The so-called "freedom" serves only to enslave the weak by the strong. Most people are unable to enjoy the benefits of freedom. And this does not apply to blacks alone, Fitzhugh believed. Industrial workers in the North of the United States and in Western Europe are in a worse position than slaves on the southern plantations. After all, their entire existence depends on the sale of their labor to the capitalists. Whereas the master slave takes care of his slaves. Fitzhugh called the workers "slaves without masters."

To capitalism, which he considered a dead-end experiment of mankind, Fitzhugh opposed, in his opinion, a humane alternative to patriarchal relations that permeate all society - both blacks and whites. The prototype of this relationship is the family, where both the relatives and the slaves of the slave owner are subordinated to a single paternal authority. “This family association, this patriarchal government, is gradually merging into a wider association of people under a common government or ruler,” he wrote.

The laws of the Confederation prescribed not only the rights, but also the duties of its citizens. Among these duties, in the first place were the duties in relation to the family, which included both family members and slaves.

“If all people were created equal, then all would be competitors, rivals and enemies of each other,” which we observe in capitalist society, Fitzhugh emphasized. Whereas "subordination, different castes and classes, differences in sexes, ages and slavery give rise to peace and good will."

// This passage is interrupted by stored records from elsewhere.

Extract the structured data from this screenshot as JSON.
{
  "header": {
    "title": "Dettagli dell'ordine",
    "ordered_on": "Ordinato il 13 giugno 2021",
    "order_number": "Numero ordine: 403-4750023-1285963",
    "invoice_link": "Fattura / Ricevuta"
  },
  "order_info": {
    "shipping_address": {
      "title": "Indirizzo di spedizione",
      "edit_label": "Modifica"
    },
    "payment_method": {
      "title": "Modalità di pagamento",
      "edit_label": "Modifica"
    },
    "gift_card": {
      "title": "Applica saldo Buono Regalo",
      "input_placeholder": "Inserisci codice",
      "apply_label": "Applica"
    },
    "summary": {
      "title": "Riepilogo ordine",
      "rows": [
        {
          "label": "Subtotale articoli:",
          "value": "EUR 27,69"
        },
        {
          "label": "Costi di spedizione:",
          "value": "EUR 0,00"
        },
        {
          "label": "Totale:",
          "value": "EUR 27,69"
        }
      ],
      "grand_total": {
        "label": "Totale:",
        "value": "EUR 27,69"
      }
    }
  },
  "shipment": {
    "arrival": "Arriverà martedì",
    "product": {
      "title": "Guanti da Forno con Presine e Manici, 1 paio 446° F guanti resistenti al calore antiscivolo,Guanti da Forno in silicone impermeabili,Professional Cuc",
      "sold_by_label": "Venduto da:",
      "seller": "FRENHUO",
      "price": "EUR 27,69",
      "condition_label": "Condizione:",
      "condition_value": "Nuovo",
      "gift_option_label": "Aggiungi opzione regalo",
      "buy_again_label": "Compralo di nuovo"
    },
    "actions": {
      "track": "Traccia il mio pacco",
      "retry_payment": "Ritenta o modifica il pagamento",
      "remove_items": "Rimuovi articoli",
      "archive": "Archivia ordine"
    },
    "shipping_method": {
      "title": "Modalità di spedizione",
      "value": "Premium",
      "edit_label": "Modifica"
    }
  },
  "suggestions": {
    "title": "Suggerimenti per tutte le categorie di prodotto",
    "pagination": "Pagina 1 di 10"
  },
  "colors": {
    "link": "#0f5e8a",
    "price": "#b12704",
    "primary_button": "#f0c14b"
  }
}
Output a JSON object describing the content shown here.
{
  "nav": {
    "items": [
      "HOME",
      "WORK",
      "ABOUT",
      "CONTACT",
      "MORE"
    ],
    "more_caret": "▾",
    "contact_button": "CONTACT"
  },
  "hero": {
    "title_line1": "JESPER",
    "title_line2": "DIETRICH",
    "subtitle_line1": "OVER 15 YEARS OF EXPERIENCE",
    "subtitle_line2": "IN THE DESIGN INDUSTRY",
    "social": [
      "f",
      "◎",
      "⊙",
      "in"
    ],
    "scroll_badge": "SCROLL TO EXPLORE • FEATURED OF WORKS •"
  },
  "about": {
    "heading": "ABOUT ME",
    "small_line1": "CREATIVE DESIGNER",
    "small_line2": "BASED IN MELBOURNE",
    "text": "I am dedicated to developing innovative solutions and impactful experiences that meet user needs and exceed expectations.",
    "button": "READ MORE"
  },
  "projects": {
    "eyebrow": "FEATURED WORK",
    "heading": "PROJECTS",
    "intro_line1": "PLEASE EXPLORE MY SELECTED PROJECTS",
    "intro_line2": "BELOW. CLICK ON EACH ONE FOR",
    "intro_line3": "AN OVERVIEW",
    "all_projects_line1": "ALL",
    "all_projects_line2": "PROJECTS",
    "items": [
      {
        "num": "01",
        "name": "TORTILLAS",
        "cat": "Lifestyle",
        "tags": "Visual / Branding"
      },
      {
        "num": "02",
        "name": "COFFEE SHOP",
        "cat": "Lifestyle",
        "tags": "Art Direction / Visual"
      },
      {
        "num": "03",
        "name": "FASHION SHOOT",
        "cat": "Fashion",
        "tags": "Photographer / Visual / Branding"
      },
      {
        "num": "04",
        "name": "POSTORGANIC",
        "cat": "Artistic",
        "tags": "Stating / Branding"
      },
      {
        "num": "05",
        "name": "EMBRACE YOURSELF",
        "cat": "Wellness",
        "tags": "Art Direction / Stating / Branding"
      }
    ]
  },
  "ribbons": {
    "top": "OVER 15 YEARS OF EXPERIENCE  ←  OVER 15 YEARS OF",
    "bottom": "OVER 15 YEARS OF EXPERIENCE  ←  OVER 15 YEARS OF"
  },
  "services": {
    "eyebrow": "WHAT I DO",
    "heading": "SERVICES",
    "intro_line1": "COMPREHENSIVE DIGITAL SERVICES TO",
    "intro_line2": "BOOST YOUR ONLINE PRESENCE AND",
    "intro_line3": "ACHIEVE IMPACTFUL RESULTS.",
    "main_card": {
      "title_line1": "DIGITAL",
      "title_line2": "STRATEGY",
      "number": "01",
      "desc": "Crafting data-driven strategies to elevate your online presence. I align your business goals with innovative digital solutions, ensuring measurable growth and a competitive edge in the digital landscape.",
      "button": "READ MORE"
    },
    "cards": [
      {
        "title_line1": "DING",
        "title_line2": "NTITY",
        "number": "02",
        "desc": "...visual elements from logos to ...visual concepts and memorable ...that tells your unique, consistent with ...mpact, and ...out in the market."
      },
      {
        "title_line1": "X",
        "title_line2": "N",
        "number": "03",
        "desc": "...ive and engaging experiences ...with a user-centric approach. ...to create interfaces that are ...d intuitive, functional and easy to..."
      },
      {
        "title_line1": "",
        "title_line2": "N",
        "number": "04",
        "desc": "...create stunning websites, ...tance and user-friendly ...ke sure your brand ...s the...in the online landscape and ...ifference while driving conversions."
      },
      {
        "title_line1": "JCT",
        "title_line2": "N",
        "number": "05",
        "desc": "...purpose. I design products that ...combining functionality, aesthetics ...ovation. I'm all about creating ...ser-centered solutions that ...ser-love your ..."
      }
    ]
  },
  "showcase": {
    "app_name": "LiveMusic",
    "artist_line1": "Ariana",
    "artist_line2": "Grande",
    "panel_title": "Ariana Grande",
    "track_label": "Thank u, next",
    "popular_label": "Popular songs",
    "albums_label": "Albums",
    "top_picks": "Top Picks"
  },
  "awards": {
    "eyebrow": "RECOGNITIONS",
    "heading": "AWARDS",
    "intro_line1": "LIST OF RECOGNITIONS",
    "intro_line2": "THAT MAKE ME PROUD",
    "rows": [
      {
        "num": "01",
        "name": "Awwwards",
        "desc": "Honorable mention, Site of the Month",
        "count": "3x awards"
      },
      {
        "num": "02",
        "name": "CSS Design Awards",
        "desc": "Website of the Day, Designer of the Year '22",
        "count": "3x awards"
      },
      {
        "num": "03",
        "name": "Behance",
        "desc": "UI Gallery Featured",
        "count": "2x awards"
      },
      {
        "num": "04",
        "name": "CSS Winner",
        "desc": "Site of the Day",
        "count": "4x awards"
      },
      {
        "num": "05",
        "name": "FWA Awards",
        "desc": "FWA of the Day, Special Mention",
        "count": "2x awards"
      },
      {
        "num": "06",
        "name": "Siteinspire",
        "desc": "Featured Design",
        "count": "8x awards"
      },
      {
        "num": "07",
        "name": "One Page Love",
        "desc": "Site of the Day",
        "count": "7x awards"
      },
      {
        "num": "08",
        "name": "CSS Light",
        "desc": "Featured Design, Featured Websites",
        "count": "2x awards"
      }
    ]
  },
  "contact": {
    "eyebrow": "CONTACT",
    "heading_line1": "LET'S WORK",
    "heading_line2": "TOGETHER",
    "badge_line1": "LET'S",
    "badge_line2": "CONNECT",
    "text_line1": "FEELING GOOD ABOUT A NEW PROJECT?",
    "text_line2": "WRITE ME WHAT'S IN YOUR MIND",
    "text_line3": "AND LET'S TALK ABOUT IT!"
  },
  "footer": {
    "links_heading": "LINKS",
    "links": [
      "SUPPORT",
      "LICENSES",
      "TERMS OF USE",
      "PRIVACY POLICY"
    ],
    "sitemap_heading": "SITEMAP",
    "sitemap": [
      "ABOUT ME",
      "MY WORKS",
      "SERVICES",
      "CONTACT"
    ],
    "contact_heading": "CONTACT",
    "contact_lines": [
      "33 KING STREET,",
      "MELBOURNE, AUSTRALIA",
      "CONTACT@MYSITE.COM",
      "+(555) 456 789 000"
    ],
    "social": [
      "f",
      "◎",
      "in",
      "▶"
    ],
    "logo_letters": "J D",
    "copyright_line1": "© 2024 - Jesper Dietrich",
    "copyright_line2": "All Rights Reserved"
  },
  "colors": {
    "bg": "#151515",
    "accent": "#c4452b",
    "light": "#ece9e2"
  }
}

Of course, Fitzhugh's concept was a utopia even in the hypothetical case if the Confederation had won and defended its independence. But it had an orientation toward state paternalism. It meant a rejection of traditional American foundations, which have always implied that the interests of society are, first of all, the interests of individual strong individuals, the richest and most successful. Fitzhugh's doctrine overturned this notion and asserted: the good of society is in the subordination of any individual to the interests of the state as a whole, organized along the patriarchal family model. And this attitude could have an impact on the social development of America, if the history of the latter in 1861 - 1865. turned differently.

It is not impossible that the South could have won the Civil War. Several times during the war, the Confederates could take Washington and dictate their terms to the North. The separate state existence of the North and the South could last for quite a long time (if not even to the present time), despite the close economic ties and an extended border - after all, the USA and Canada exist separately in exactly the same conditions! And slavery in the South would have gradually died out by itself, without revolutionary upheavals and racist reactions. The South of the United States would have retained the features of a distinctive agrarian civilization longer. Of course, in this case, the United States would not have become the world hegemon. But this would hardly make the world worse than it is now.